Anna likes to make up captions for the photos. “Who needs the groom? I have my reflection to look at!” “Still not recovered from the bachelorette party…” “I guess we had to have a brunette in here somewhere!” “You want me to walk down that aisle? Over my dead body.” “Can we get a chiropractor over here?” “Forget the wedding…I’m on a Quest for Self.” “If that photo goes on Facebook, you’re dead. Then I’m defriending you.”
The photo features are softer and gentler than the ads; the women shown here are not so much criminally insane as just plain insane. One of our favorites is a montage set outdoors. A waiflike, ethereal blonde bride and two blonde flower girls traipse through pastoral settings in a series of frothy, dainty gowns, accompanied by a retinue of farm animals. Anyone at all familiar with livestock and pasture grass knows how crazy this is, but since when has reality gotten in the way of a photo feature? In one shot, the bride, who appears to have popped too many Valiums, holds a little lamb in the lap of a $3,990 ecru floral lace dress. The fluffy-haired flower girl, obviously a vampire child, casts a sardonic sidelong glance as if she knows what the lamb is about to do to the dress. In another, the bride reclines in a meadow, wearing an ivory strapless gown with flocked tulle skirt ($1,650), an ivory waist cincher ($385), and a headpiece that appears to be made of meringue ($345); she carries an ivory fan ($235). I cringe at the thought of what the grass seed heads will do to the transparent netted lace of the skirt.
The Q and A columns are fascinating in a train-wreck sort of way. The questions betray an appalling lack of empathy and sense. “I want to go to Las Vegas for my bachelorette party, but my bridesmaids say they can’t afford it,” says one questioner. “How do I get them to change their minds?” Another says, “My mom is a recovering alcoholic. Since she and my dad are paying for the wedding, they are insisting that the reception be alcohol-free. I think that would be unfair to our guests. How can I get around this?” Could the writers be making up the questions? One can only hope.

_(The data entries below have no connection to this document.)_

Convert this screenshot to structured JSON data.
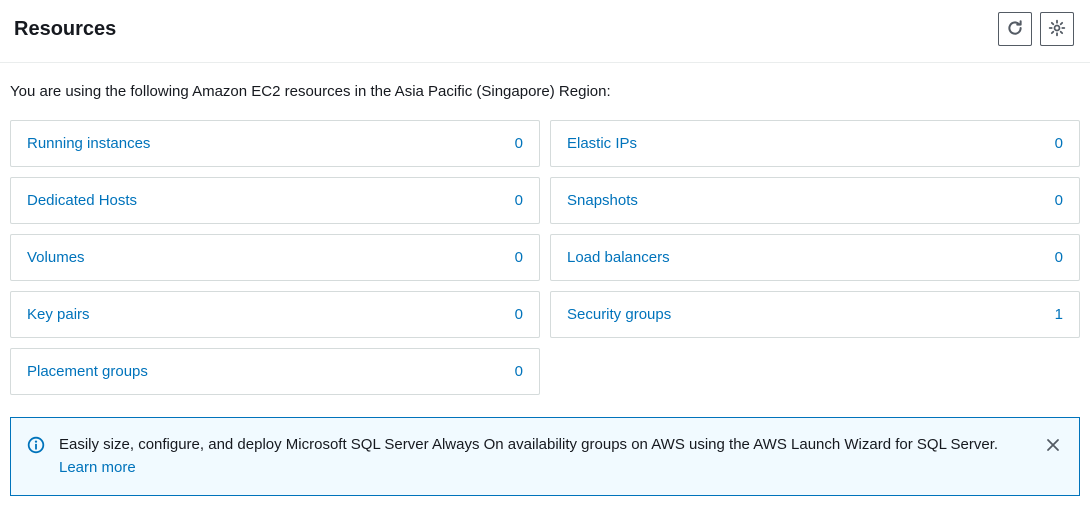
{
  "header": {
    "title": "Resources"
  },
  "intro": "You are using the following Amazon EC2 resources in the Asia Pacific (Singapore) Region:",
  "resources": {
    "left": [
      {
        "label": "Running instances",
        "count": "0"
      },
      {
        "label": "Dedicated Hosts",
        "count": "0"
      },
      {
        "label": "Volumes",
        "count": "0"
      },
      {
        "label": "Key pairs",
        "count": "0"
      },
      {
        "label": "Placement groups",
        "count": "0"
      }
    ],
    "right": [
      {
        "label": "Elastic IPs",
        "count": "0"
      },
      {
        "label": "Snapshots",
        "count": "0"
      },
      {
        "label": "Load balancers",
        "count": "0"
      },
      {
        "label": "Security groups",
        "count": "1"
      }
    ]
  },
  "banner": {
    "text": "Easily size, configure, and deploy Microsoft SQL Server Always On availability groups on AWS using the AWS Launch Wizard for SQL Server. ",
    "link_text": "Learn more"
  }
}
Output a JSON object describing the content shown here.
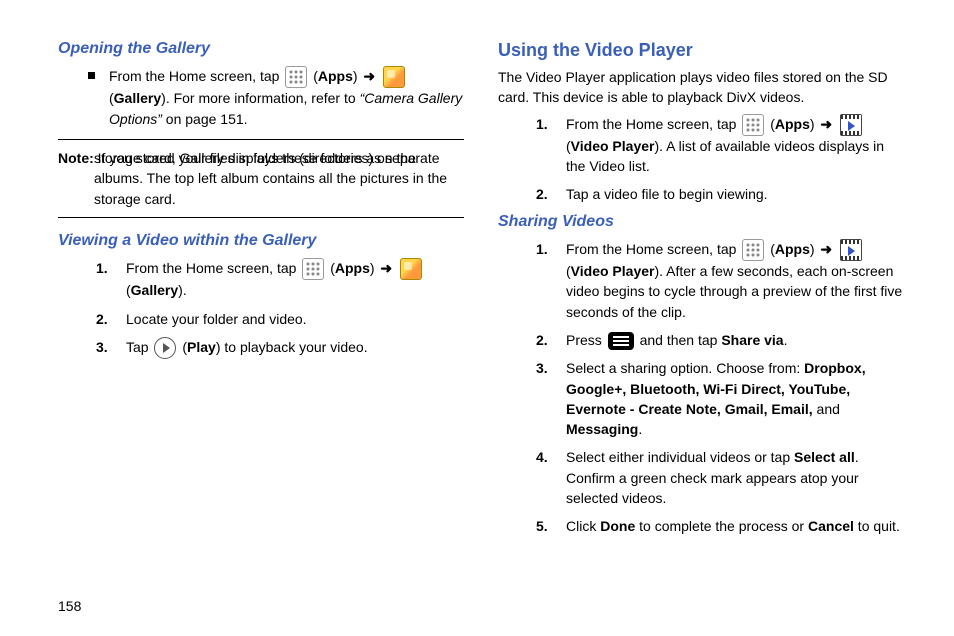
{
  "pageNumber": "158",
  "left": {
    "h1": "Opening the Gallery",
    "bullet1_a": "From the Home screen, tap ",
    "bullet1_apps": "Apps",
    "bullet1_b": " (",
    "bullet1_gallery": "Gallery",
    "bullet1_c": "). For more information, refer to ",
    "bullet1_ref": "“Camera Gallery Options”",
    "bullet1_d": "  on page 151.",
    "note_label": "Note:",
    "note_first": " If you stored your files in folders (directories) on the",
    "note_rest": "storage card, Gallery displays these folders as separate albums. The top left album contains all the pictures in the storage card.",
    "h2": "Viewing a Video within the Gallery",
    "steps": {
      "s1_a": "From the Home screen, tap ",
      "s1_apps": "Apps",
      "s1_b": " (",
      "s1_gallery": "Gallery",
      "s1_c": ").",
      "s2": "Locate your folder and video.",
      "s3_a": "Tap ",
      "s3_play": "Play",
      "s3_b": ") to playback your video."
    },
    "nums": {
      "n1": "1.",
      "n2": "2.",
      "n3": "3."
    }
  },
  "right": {
    "h1": "Using the Video Player",
    "intro": "The Video Player application plays video files stored on the SD card. This device is able to playback DivX videos.",
    "s1_a": "From the Home screen, tap ",
    "s1_apps": "Apps",
    "s1_b": "(",
    "s1_vp": "Video Player",
    "s1_c": "). A list of available videos displays in the Video list.",
    "s2": "Tap a video file to begin viewing.",
    "h2": "Sharing Videos",
    "sv1_a": "From the Home screen, tap ",
    "sv1_apps": "Apps",
    "sv1_b": "(",
    "sv1_vp": "Video Player",
    "sv1_c": "). After a few seconds, each on-screen video begins to cycle through a preview of the first five seconds of the clip.",
    "sv2_a": "Press ",
    "sv2_b": " and then tap ",
    "sv2_share": "Share via",
    "sv2_c": ".",
    "sv3_a": "Select a sharing option. Choose from: ",
    "sv3_opts": "Dropbox, Google+, Bluetooth, Wi-Fi Direct, YouTube, Evernote - Create Note, Gmail, Email, ",
    "sv3_and": "and ",
    "sv3_last": "Messaging",
    "sv3_d": ".",
    "sv4_a": "Select either individual videos or tap ",
    "sv4_sel": "Select all",
    "sv4_b": ". Confirm a green check mark appears atop your selected videos.",
    "sv5_a": "Click ",
    "sv5_done": "Done",
    "sv5_b": " to complete the process or ",
    "sv5_cancel": "Cancel",
    "sv5_c": " to quit.",
    "nums": {
      "n1": "1.",
      "n2": "2.",
      "n3": "3.",
      "n4": "4.",
      "n5": "5."
    }
  },
  "glyphs": {
    "arrow": "➜",
    "openParen": " ("
  }
}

During a recent run-through of bride magazines, Emilie was particularly aghast at an article on how to make your fiancé give up his tacky décor and furnishings. The substance of Emilie’s impassioned response: How about if we assume men have something like “feelings” and respect them as fellow human beings rather than treating them as pawns in our little game? How about if you remember it’s his home too?
This is a radical concept for most modern brides, who’ve had it drilled into them lifelong that men are there for nagging and remaking. Most relationship advice found in print media boils down to instructions for how to disguise your nagging and make it more effective. It really chaps my hide…but that’s a subject for another blog post.
A typical American wedding costs more than my Suburban did when it was new. Marketers know that weddings are hotbeds of performance anxiety, unarticulated expectations, primal impulses, unresolved family conflict, and body image malaise; they prey on our insecurities as parents, providers, lovers. My own girls are feisty and smart; they see men as rational creatures, not fashion accessories, and show admirable resistance to blind consumerism. A few of the saner magazine images have found their way to Emilie’s bedroom wall—and that’s fine. I’m confident in my daughters’ ability to keep their wits about them and choose wisely when their time comes.